Reputation: 565
Does someone has a plausible explanation why javascript does not the pass the object literal as a value to the global variable that is passed via function parameter?
Do I overlook some fundamental rules?
(function(global) {
var id = "3543a1354";
global = {
name: 'global',
getId: function() {
return id;
}
};
})(this.global = this.global || {})
So essentially the value of the parameter 'global' after executing the code is an empty object. Very strange: if setting a breakpoint for example on the last line and execute the object literal assignment in the console, then the value is correctly passed to 'global'.

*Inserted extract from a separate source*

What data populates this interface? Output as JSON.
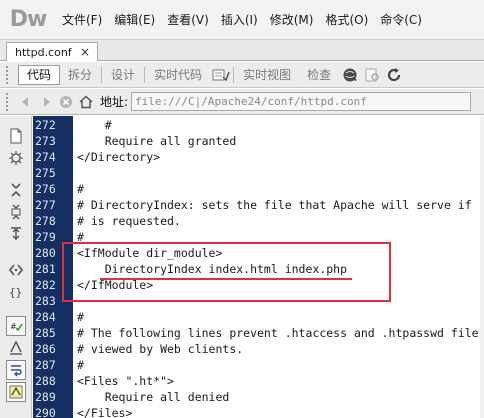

BTW this would work as expected:
(function(global) {
var id = "3543a1354";
global.name = "global";
global.getId = function() {
return id;
}
}(this.global = this.global || {}))
Upvotes: 1
Views: 147
Reputation: 239653
You are passing this.global
to the function and inside the function global
is the parameter which refers to the global global
.
When you say,
global = {...}
you are now changing what global
refers to. Since you have changed the reference, the global global
is left unchanged and the local global
refers to the newly assigned object.
In the second case,
global.name = "global";
global.getId = function () {..}
you are altering the local global
object, which actually refers to the global global
. So, you are indirectly changing global global
. That is why, this mutates the global global
and the first one didn't.
Upvotes: 1
Reputation: 782295
In both functions, global
is a local variable, because it's a function parameter.
In the first case, you're creating a new object with the literal notation, and assigning this to the local variable. This has no effect on the variable that was used in the function call.
In the second case, you're modifying the properties of the object that the local variable refers to. This is the same object that the variable used in the function call refers to, so it's visible to the caller.